Note: Close readers of my reviews may wonder why I’ve chosen to write so often about this gallery (and I will again soon) when there are so many regional venues to choose from and so little space in which to cover them. The answer is simple: Like almost no other for-profit venture in the region’s history, Firlefanz just keeps mounting shows that are too important to ignore.

While the practical gallery dealer offers what sells, leaving the job of meeting critical criteria to the museums, colleges and arts council galleries, this gallery’s directors have chosen to present what they feel is most important, and hope that the collectors will come. It may not be the best business plan, but it has provided the area’s art audience with an unusually high quality space at a crucial juncture in what has always been a very difficult market. We should be careful not to take it for granted.

There will be a reception from 5 to 8 PM Friday (May 20) at Firlefanz Gallery for a new exhibition of ceramic sculptures by Audrie Sturman in the gallery’s sculpture garden; the Sturman show will continue through July 2.


PERIPHERAL VISION

Due to a transmission error, last week’s Peripheral Vision review of Lee Boroson’s show at the Tang was incomplete.

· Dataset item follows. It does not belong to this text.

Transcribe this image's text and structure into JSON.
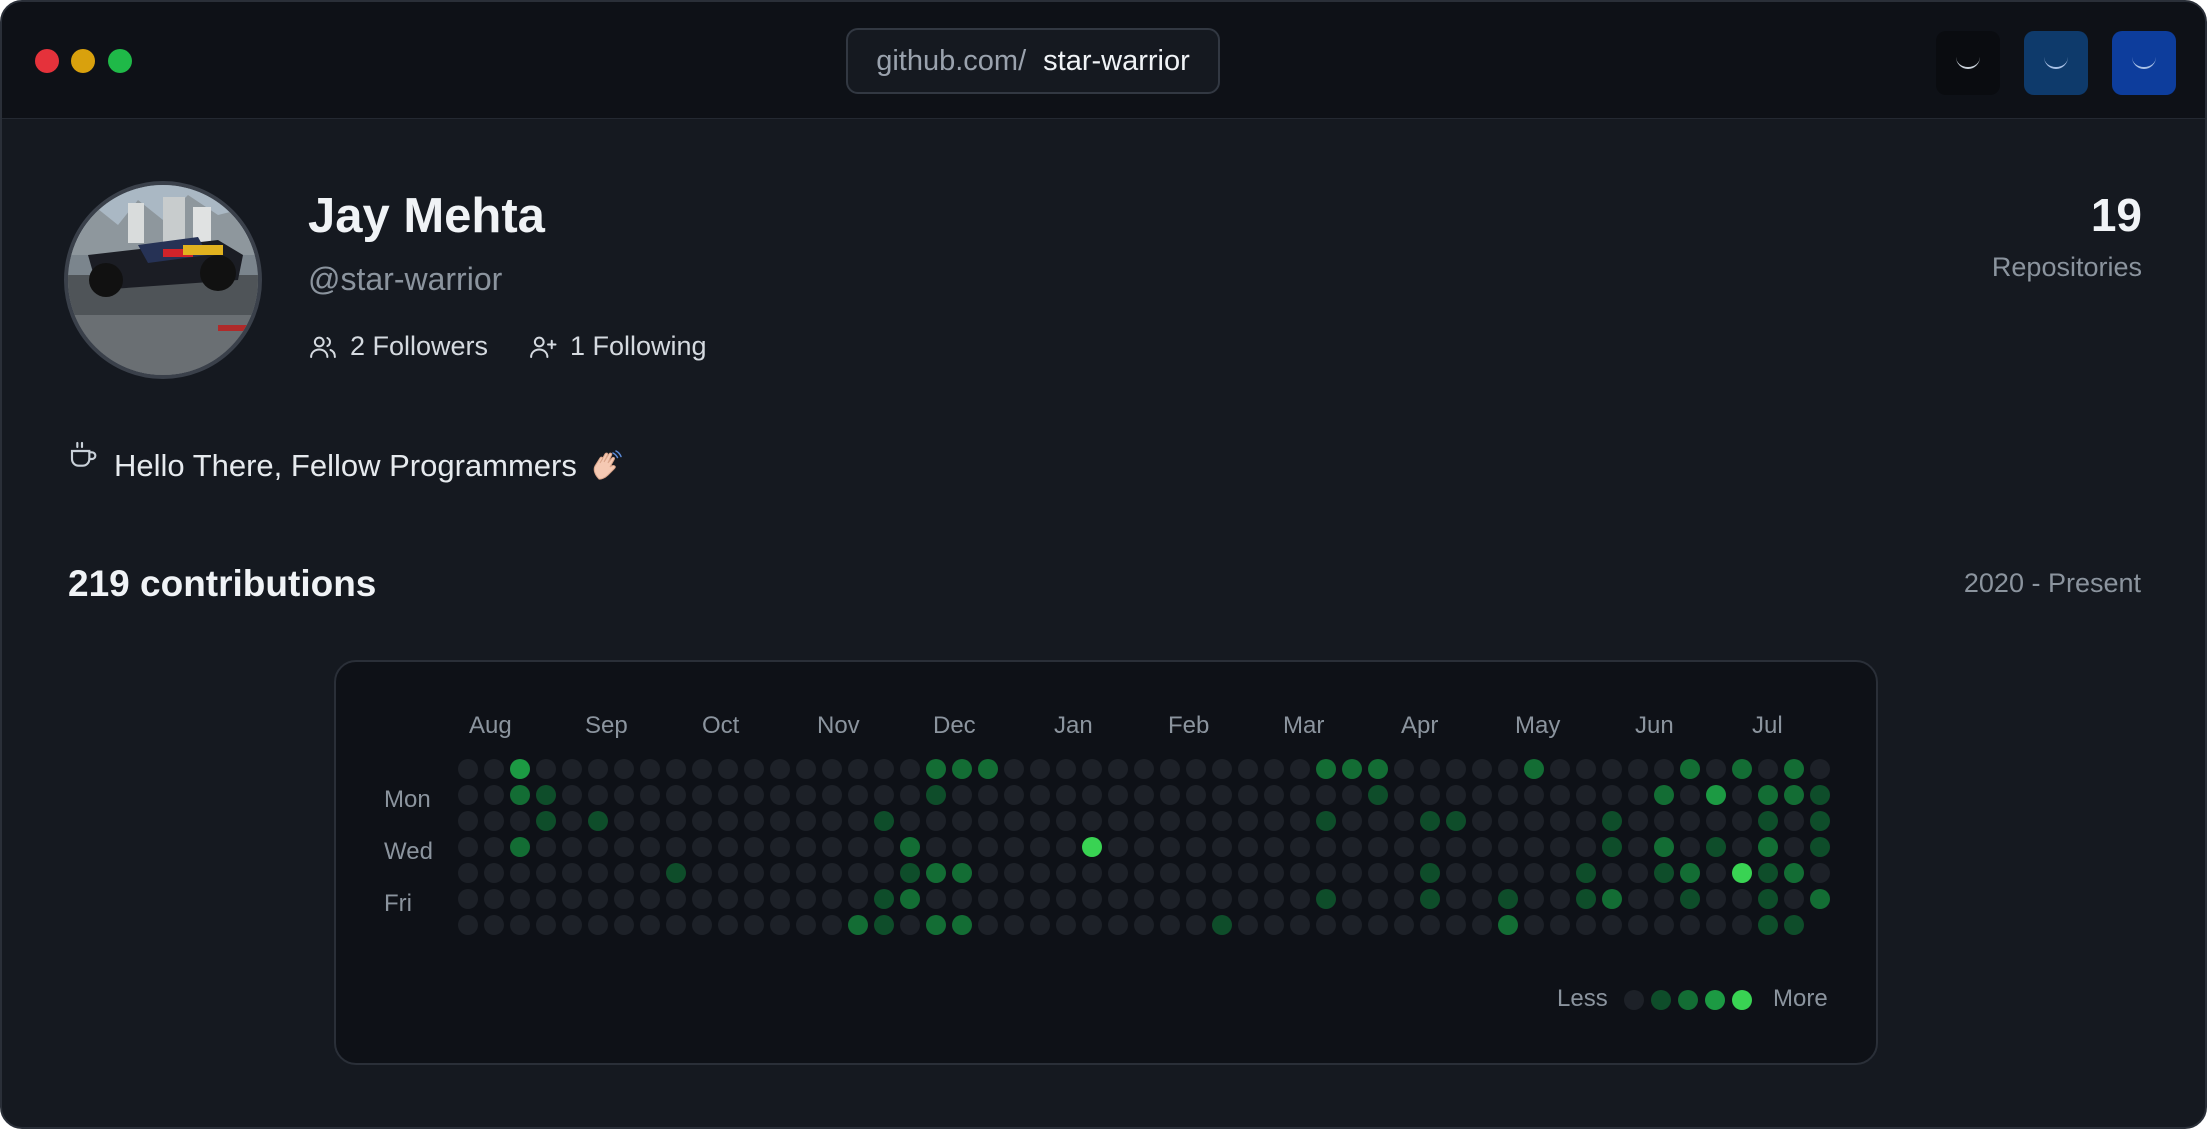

Here is the full text of the review as it was originally written.

Lee Boroson: outer limit

The Tang Teaching Museum and Art Gallery, through June 5

Few artists are as ambitious as Lee Boroson, whose large, complex, inflatable pieces require a museum-scale space—not to mention a lot of time and help—to be displayed. Fortunately, he has a friend in Ian Berry, curator of Skidmore’s Tang, who commissioned a Boroson piece for the museum last year. That has been joined by seven others, some of which are site-specific, all of which work very well with the space.

Boroson is inspired by natural elements at great scalar opposites: Integument enlarges a strip of human skin to giant proportions (and very likable materials) while Star Swarm compresses a vast swath of interstellar space, with all its solid bodies crammed together, into a wall-mounted photographic panel.

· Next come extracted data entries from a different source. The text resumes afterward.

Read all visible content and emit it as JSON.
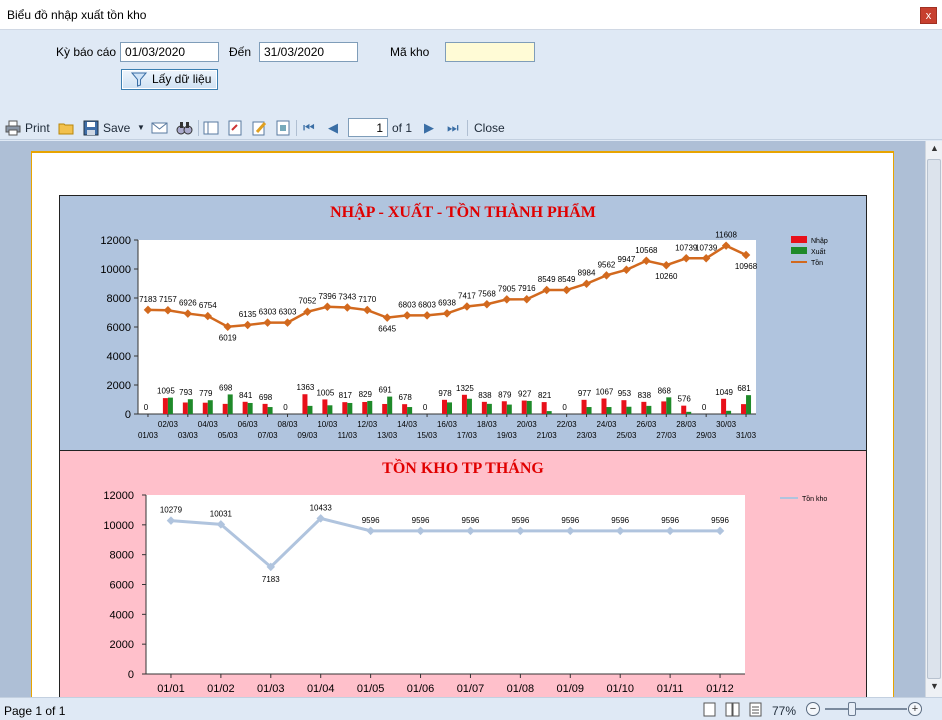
{
  "window": {
    "title": "Biểu đồ nhập xuất tồn kho",
    "close_glyph": "x"
  },
  "filter": {
    "report_period_label": "Kỳ báo cáo",
    "from_value": "01/03/2020",
    "to_label": "Đến",
    "to_value": "31/03/2020",
    "warehouse_label": "Mã kho",
    "warehouse_value": "",
    "fetch_button": "Lấy dữ liệu"
  },
  "toolbar": {
    "print_label": "Print",
    "save_label": "Save",
    "page_value": "1",
    "page_of": "of 1",
    "close_label": "Close"
  },
  "status": {
    "page_text": "Page 1 of 1",
    "zoom": "77%"
  },
  "colors": {
    "nhap": "#e8101a",
    "xuat": "#1f8a2a",
    "ton": "#d2691e",
    "tonkho": "#b0c4de",
    "chart_title": "#e00000"
  },
  "chart_data": [
    {
      "type": "bar",
      "title": "NHẬP - XUẤT - TỒN THÀNH PHẨM",
      "ylim": [
        0,
        12000
      ],
      "yticks": [
        "12000",
        "10000",
        "8000",
        "6000",
        "4000",
        "2000",
        "0"
      ],
      "legend": "top-right",
      "categories": [
        "01/03",
        "02/03",
        "03/03",
        "04/03",
        "05/03",
        "06/03",
        "07/03",
        "08/03",
        "09/03",
        "10/03",
        "11/03",
        "12/03",
        "13/03",
        "14/03",
        "15/03",
        "16/03",
        "17/03",
        "18/03",
        "19/03",
        "20/03",
        "21/03",
        "22/03",
        "23/03",
        "24/03",
        "25/03",
        "26/03",
        "27/03",
        "28/03",
        "29/03",
        "30/03",
        "31/03"
      ],
      "series": [
        {
          "name": "Nhập",
          "values": [
            0,
            1095,
            793,
            779,
            698,
            841,
            698,
            0,
            1363,
            1005,
            817,
            829,
            691,
            678,
            0,
            978,
            1325,
            838,
            879,
            927,
            821,
            0,
            977,
            1067,
            953,
            838,
            868,
            576,
            0,
            1049,
            681
          ]
        },
        {
          "name": "Xuất",
          "values": [
            0,
            1130,
            1020,
            950,
            1350,
            760,
            480,
            0,
            560,
            600,
            760,
            900,
            1200,
            480,
            0,
            800,
            1050,
            700,
            650,
            900,
            200,
            0,
            480,
            480,
            500,
            560,
            1150,
            150,
            0,
            220,
            1300
          ]
        },
        {
          "name": "Tồn",
          "values": [
            7183,
            7157,
            6926,
            6754,
            6019,
            6135,
            6303,
            6303,
            7052,
            7396,
            7343,
            7170,
            6645,
            6803,
            6803,
            6938,
            7417,
            7568,
            7905,
            7916,
            8549,
            8549,
            8984,
            9562,
            9947,
            10568,
            10260,
            10739,
            10739,
            11608,
            10968
          ]
        }
      ]
    },
    {
      "type": "line",
      "title": "TỒN KHO TP THÁNG",
      "ylim": [
        0,
        12000
      ],
      "yticks": [
        "12000",
        "10000",
        "8000",
        "6000",
        "4000",
        "2000",
        "0"
      ],
      "legend": "top-right",
      "categories": [
        "01/01",
        "01/02",
        "01/03",
        "01/04",
        "01/05",
        "01/06",
        "01/07",
        "01/08",
        "01/09",
        "01/10",
        "01/11",
        "01/12"
      ],
      "series": [
        {
          "name": "Tồn kho",
          "values": [
            10279,
            10031,
            7183,
            10433,
            9596,
            9596,
            9596,
            9596,
            9596,
            9596,
            9596,
            9596
          ]
        }
      ]
    }
  ]
}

The largest piece in the show, Lucky Storm (2), represents a sunny cloudburst, where the shimmering objects projected on the ground are all good-luck charms, like a horseshoe, the numeral 7 and so on. Another piece made just for the space is a wall of fabric angled out from a large window panel that backlights it; visitors are encouraged to walk behind it, where a tight space grows wider as you go along, so you breathe a sigh of relief at the end. Viewed from in front, Trim reveals a network of embroidered, cutout leaf shapes that fold back, letting in the light.

It’s happy stuff—but there’s no reason to try to resist unpretentious yet impressive works of art like these, especially when the materials used are listed as “nylon, blowers, hardware, air.” Boroson works a sort of magic with these seemingly modest means.